By Kelli Ainsworth, Editorial Coordinator
The drilling industry has successfully pushed out to 10,000-ft water depths, but in order to go beyond that – to 15,000 ft – the industry will have to think differently. “We can no longer continue following the typical trend that we have today of making things bigger, heavier, taller,” Jose Gutierrez, Transocean Director of Technology and Innovation, said at OTC 2015 in Houston. Further, the ability to safely and reliably operate at 15,000-ft water depths won’t be achieved by adopting just one more technology or one more component. In a presentation given on 6 May, Mr Gutierrez outlined a roadmap to this type of frontier drilling, noting that it requires the industry to think differently about reliability and redundancy and to focus more on human-centered designs.
Compared with drilling at 10,000 ft, drilling at 15,000 ft will pose even greater reliability challenges. Just think of how much longer it would take to pull a BOP stack for a component failure. “The economic models actually change completely when you go to frontier drilling, because the consequences of a failure, economically, are much higher,” he said.

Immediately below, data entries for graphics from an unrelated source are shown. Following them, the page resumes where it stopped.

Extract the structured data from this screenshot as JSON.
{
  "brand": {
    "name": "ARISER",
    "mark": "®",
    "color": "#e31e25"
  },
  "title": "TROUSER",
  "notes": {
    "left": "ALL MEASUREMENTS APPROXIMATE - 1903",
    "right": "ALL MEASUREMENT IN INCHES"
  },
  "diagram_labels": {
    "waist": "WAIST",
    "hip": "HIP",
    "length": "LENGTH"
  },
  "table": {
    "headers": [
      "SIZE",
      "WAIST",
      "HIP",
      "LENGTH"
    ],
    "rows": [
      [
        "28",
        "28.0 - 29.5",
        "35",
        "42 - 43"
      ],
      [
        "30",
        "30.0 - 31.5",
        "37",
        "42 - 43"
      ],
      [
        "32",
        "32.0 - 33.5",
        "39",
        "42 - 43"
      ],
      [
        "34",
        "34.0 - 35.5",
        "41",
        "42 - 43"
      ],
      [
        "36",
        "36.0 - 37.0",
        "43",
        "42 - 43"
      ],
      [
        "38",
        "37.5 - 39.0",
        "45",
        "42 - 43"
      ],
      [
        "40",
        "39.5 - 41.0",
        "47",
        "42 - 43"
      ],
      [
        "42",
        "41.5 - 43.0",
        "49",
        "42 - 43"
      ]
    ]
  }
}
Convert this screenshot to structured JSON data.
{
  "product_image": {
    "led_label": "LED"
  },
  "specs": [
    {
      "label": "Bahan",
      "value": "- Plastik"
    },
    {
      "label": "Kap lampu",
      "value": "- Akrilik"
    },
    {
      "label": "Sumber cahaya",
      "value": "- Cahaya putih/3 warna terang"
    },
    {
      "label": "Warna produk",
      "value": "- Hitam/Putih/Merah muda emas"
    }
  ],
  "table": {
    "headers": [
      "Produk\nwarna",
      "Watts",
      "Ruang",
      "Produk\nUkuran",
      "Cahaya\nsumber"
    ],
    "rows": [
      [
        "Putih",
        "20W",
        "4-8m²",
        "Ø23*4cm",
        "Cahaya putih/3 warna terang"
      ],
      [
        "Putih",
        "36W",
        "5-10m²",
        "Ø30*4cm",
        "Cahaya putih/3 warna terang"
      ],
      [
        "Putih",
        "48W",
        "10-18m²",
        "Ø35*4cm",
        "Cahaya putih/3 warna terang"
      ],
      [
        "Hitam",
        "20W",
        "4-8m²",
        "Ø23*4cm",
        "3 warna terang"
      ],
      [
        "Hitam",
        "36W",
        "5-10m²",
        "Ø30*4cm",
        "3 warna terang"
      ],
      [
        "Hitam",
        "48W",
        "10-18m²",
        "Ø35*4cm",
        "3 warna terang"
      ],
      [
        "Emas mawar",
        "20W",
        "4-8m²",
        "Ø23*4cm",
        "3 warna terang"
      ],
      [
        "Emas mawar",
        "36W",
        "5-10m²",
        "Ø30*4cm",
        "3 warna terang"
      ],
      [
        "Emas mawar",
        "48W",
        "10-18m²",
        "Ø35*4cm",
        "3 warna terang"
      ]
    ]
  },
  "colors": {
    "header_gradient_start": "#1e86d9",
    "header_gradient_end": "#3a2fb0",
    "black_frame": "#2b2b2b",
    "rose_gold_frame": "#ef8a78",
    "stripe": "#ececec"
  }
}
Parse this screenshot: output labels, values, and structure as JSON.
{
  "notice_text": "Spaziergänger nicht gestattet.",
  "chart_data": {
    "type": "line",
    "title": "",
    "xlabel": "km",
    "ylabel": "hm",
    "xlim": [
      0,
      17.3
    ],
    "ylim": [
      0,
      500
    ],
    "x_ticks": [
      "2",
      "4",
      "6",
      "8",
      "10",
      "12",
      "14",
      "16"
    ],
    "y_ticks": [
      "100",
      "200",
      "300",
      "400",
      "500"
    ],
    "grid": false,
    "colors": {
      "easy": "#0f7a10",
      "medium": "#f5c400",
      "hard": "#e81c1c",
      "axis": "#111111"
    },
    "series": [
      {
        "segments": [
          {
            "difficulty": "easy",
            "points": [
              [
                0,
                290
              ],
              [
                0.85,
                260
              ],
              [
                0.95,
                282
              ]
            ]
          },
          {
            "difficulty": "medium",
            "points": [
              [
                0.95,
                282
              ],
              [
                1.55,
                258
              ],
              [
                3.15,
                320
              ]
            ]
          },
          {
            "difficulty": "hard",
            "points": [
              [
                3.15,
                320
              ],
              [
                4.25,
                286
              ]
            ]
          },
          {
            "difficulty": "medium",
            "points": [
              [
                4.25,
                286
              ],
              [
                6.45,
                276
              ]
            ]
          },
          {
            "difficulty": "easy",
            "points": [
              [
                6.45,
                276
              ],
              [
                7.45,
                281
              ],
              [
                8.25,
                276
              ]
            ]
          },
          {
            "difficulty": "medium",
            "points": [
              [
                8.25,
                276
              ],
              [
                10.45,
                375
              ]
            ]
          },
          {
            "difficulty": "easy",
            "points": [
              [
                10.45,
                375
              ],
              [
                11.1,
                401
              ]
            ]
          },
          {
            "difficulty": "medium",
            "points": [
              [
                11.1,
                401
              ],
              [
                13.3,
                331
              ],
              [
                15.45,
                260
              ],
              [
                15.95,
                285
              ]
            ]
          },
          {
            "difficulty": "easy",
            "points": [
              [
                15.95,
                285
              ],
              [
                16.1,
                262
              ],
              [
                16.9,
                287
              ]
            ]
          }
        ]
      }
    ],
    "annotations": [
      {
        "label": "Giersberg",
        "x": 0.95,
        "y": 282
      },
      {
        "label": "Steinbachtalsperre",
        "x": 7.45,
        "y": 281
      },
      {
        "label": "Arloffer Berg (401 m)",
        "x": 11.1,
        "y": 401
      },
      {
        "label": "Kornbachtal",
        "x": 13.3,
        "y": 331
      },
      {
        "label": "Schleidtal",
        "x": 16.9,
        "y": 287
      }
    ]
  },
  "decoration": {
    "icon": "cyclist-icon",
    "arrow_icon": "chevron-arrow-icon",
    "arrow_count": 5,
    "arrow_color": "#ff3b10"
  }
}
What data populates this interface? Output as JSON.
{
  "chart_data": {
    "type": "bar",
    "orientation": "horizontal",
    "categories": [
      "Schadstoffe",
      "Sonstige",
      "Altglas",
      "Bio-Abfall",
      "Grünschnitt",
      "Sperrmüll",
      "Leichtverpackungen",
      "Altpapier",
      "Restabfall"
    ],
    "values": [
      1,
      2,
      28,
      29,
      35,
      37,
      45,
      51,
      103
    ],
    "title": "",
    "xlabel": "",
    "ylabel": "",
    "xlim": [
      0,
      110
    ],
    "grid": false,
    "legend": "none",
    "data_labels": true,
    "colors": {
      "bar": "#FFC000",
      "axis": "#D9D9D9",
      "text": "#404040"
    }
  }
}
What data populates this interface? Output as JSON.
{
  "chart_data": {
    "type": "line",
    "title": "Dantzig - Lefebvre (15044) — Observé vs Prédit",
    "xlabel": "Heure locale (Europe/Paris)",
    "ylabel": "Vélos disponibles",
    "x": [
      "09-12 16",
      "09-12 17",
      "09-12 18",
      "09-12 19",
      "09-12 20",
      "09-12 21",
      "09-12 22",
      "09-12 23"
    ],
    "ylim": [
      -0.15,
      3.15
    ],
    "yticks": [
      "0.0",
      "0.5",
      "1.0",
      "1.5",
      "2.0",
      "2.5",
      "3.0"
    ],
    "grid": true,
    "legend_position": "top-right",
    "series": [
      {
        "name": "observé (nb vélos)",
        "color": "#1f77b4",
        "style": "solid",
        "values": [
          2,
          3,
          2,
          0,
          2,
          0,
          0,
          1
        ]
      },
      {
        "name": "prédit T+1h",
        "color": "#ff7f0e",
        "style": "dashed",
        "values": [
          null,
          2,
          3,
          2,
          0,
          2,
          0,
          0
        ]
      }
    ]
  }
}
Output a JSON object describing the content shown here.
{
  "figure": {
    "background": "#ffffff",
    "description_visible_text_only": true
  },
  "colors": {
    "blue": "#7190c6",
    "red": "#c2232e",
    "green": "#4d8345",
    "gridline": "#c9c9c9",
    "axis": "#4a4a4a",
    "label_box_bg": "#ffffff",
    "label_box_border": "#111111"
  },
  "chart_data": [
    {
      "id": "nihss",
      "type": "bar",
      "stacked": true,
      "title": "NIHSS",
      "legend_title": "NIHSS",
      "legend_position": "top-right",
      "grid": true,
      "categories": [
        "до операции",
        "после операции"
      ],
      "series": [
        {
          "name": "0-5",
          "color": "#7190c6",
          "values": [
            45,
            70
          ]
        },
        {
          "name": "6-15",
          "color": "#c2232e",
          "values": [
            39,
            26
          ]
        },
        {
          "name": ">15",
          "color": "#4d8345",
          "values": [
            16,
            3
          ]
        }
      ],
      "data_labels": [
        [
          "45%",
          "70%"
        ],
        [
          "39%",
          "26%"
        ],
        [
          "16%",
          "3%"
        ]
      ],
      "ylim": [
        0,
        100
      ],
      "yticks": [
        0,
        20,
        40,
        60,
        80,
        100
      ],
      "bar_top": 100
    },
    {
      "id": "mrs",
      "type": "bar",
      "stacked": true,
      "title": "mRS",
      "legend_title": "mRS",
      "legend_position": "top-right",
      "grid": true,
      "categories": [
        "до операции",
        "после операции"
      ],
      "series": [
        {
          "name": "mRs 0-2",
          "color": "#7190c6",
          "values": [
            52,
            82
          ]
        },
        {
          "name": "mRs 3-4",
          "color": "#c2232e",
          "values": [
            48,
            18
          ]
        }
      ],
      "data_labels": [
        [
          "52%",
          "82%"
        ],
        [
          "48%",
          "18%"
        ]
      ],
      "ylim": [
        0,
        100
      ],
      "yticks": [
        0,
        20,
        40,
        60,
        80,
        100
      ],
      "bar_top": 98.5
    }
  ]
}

However, the typical industry practice of referencing reliability as a single number is ineffective, Mr Gutierrez asserted. Systems and equipment must be designed for reliability with a specific target – for example, 99% reliability for 30 days. Further, such measures of reliability should be incorporated into the design process early on, rather than having equipment be designed first and then tested for reliability once completed. “You first prove the reliability target, then you create a design that fulfills that reliability target,” he said. “It’s a very different way of thinking.”
The industry also needs to approach redundancy differently, he said. Currently, there is still widespread resistance to adding things like sensors to drilling equipment. Many believe that one more sensor added means one more point of failure, which may cause additional downtime. However, Mr Gutierrez argued that this is only true when the components of a system are individually less than 50% reliable on their own. “We need to add it in a smart way to justify the reliable design.”
On top of reliability and redundancy, the industry also must look to human-centered design in order to facilitate frontier drilling. On most modern deepwater rigs today, the driller sits in front of more than a dozen screens, each flashing copious amounts of information vying for the driller’s attention. “Drilling operations today remain very human-centered. The human is always in the loop. To go to more challenging environments, we need to put the human on the side of the loop.” That doesn’t mean eliminating humans from the loop, he clarified, but having human-assisted controls. This would mean that each crew member is provided with only the information they need, rather than distracting them with surplus information and data.
While there are existing standards and technologies for human-centered design, Mr Gutierrez urged the industry to devote more focus to using them. “It’s not a pure engineering discipline… It’s a psychology science, and it’s a human, cognitive science. It requires engineers to support it,” he said.
Mr Gutierrez said he believes frontier drilling is possible today, with the right methodologies and systems. “At the complexities of 15,000 ft … you can no longer think, I have a gadget that is 100% reliable and something else is not,” he said. “When we’re talking about reliability or safety integrity, the whole system is under measurement. It’s not one component.”